The Prediction Equation

We update our uncertainty State Covariance Matrix from the previous time step ($k-1$) to the current time ($k$) using:

$$\mathbf{P}_k^- = \mathbf{F} \mathbf{P}_{k-1}^+ \mathbf{F}^T + \mathbf{Q}$$

  • $\mathbf{P}_k^-$: The "A Priori" (predicted) uncertainty.
  • $\mathbf{Q}$: The uncertainty added by the random jitter during the time step.

Here, we assume that $\mathbf{Q}$ is a constant matrix. In more advanced systems (like those with changing time steps $\Delta t$), $\mathbf{Q}_k$ may also get a time index $k$, but the underlying "stretch and grow" logic remains identical.

The Projection ($\mathbf{F} \mathbf{P}_{k-1}^+ \mathbf{F}^T$)
This term takes our existing uncertainty and moves it forward in time using our physics model ($\mathbf{F}$).

  • Why the "Sandwich" Product? In 1D, if $x_{new} = f \cdot x$, then the variance scales by the square: $\sigma_{new}^2 = f^2 \sigma^2$. In matrix form, $\mathbf{F} (\cdot) \mathbf{F}^T$ is the multi-dimensional equivalent of "squaring" the transformation. How tensors transform with "Sandwich" Products will be explained in detail later in the course.
  • Geometric Effect: It reshapes and stretches the uncertainty.

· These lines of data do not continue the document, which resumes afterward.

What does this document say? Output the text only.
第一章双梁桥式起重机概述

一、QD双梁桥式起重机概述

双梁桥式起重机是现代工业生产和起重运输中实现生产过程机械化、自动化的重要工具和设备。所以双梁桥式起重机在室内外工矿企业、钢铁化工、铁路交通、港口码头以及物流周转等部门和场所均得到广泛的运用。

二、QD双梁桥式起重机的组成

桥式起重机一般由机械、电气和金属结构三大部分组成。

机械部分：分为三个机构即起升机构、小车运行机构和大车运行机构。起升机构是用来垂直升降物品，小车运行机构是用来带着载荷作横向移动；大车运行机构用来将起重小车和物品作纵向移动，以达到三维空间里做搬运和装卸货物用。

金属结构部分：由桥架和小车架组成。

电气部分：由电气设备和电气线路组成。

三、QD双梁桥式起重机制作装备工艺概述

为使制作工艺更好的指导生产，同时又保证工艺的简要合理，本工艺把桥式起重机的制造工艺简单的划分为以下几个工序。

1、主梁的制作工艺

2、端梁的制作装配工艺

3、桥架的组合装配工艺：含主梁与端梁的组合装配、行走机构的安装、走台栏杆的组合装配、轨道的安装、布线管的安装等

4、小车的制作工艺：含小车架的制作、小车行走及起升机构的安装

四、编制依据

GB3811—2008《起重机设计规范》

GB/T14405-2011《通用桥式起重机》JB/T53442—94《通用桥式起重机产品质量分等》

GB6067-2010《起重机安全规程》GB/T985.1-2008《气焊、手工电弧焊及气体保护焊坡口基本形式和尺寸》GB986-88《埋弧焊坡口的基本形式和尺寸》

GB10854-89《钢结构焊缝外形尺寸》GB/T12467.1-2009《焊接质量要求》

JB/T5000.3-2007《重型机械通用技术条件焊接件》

If you are uncertain about your velocity, as time passes ($\Delta t$), that uncertainty "bleeds" into your position.

The Injection ($\mathbf{Q}$)
The matrix $\mathbf{Q}$ represents the uncertainty growth caused by random noise (the "jitters" and "bumps" discussed in the Process Noise section).

  • The Role: Even if we knew our position perfectly at $k=0$, random disturbances during the interval $\Delta t$ mean we are less certain at $k=1$.
  • Geometric Effect: While the first term reshapes the bubble, $\mathbf{Q}$ increases its overall size (volume).

Summary: The Result of Prediction

Every time we run the prediction step:

  • State Prediction: Our "best guess" $\hat{\mathbf{x}}_k^-$ moves forward.

    $$\hat{\mathbf{x}}_k^- = \mathbf{F}\hat{\mathbf{x}}_{k-1}^+ + \mathbf{G}u_{k-1}$$

  • Uncertainty Prediction: Our "uncertainty bubble" $\mathbf{P}_k^-$ stretches (due to $\mathbf{F}$) and grows (due to $\mathbf{Q}$).

    $$\mathbf{P}_k^- = \mathbf{F}\mathbf{P}_{k-1}^+\mathbf{F}^T + \mathbf{Q}$$

Without a measurement update to "shrink" this bubble back down, the filter would eventually become so uncertain that the prediction becomes useless.